Tot FestivalPoble Espanyol. Organiza: 
TOT: Festival de Titelles i de Teatre d’Objectes de Barcelona
.

– From 16th to 25th March 2012.
– Av. de Francesc Ferrer i Guàrdia, 13 08038 Barcelona.
– Tel: +34 935 08 63 00. totfestival@poble-espanyol.com

For years, the Poble Espanyol de Barcelona has organised puppet sessions on Saturdays and Sundays for family audiences and during  week days for school students. An emblematic place as few others are in Barcelona, ​​its peculiarity is that in addition to its theaters it has fabulous outdoor spaces, some big and some others small and nice, which are ideal to perform small street performances.

Three years ago, the Poble Espanyol started to organise a Festival of Puppets which was called TOT Festival (Theatre, Objects, Puppetry), under the artistic direction of Jacques Trudeau. In 2012 it has reached its third edition with an important programme focused on the new puppet languages. In his welcoming letter, Jacques Trudeau says:

“We invite all of you to the TOT Festival, the party where you will discover clowns, dancers, artisans and filmmakers. You will feel transported to an imaginary world created by puppeteers, actors and the object theater. This year, the programme is focused on the discovery of the new puppetry languages, just those that mark the evolution and the present situation of this art. You could say that these new forms of expression will take all of us to an open, creative and borderless heaven.

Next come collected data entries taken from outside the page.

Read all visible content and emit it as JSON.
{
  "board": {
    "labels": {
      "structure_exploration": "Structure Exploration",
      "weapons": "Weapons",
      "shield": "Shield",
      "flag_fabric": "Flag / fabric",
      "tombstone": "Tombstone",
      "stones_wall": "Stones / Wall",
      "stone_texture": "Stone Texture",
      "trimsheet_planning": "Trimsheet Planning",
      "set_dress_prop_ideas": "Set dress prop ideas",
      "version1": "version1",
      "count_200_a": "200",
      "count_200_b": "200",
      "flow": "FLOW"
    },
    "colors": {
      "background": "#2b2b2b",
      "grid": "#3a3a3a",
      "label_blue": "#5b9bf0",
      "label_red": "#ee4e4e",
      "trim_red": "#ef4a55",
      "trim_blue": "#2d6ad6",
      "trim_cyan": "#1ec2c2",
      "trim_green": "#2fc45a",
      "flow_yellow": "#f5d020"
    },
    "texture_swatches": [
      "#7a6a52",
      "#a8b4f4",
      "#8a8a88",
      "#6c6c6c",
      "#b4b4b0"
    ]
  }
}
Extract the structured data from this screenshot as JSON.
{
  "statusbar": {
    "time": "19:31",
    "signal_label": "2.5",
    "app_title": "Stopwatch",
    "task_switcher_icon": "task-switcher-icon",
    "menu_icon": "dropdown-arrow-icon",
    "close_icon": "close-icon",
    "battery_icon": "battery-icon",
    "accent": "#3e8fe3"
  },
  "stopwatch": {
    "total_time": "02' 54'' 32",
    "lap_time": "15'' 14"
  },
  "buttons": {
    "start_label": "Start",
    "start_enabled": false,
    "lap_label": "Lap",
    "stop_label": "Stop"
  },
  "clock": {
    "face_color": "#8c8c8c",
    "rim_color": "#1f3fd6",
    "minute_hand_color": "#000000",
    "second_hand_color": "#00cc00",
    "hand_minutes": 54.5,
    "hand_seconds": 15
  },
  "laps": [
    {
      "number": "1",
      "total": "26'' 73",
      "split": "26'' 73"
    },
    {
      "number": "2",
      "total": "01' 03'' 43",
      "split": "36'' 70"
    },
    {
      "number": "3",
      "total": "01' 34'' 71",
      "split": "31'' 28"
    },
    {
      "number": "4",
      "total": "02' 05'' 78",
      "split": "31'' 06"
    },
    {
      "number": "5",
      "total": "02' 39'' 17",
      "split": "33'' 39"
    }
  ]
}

As every year, we celebrate “The International Puppet Day”. This year, Joan Baixas will read the international message of UNIMA.

We are working with the utmost enthusiasm, since the TOT Festival has no other purpose than providing the people of Barcelona with hours of cultural happiness for the entire family. I invite you to see the best artists and the best shows of puppetry, I invite you to TOT. ”

Festival publicity CLIP

More information about Poble Espanyol

In the historic context of the Primo de Rivera dictatorship and the 1929 International Exhibition, it was decided to build a village in Montjuïc that would become a synthesis of Spanish architecture and a craft showcase for Spain. It was supposed to be demolished at the end of the event, but finally it was preserved after the impact it made and because of the many voices who spoke out against its destruction. It was planned as a group of frames drawn from Spanish popular architecture which would be incorporated in a kind of collage. The builders of the site, the architects Ramon Reventós and Francesc Folguera and the artists Xavier Nogués and Miquel Utrillo, tried to make a village where buildings representing the different regions of Spain would be reproduced.

The four professionals made several trips around Spain to collect pictorial material. Along the way, they made hundreds of photographs, notes and drawings that made it possible to choose the elements best suited to the idea they had to put into effect. In total, these “tourists” visited 1,600 towns and villages.

The intention was not to bring together a collection of masterpieces of Spanish architecture in the open-air museum. Instead, it was a matter of building a site that was a synthesis of monumental Spain. It was a way of having Spain in Catalonia.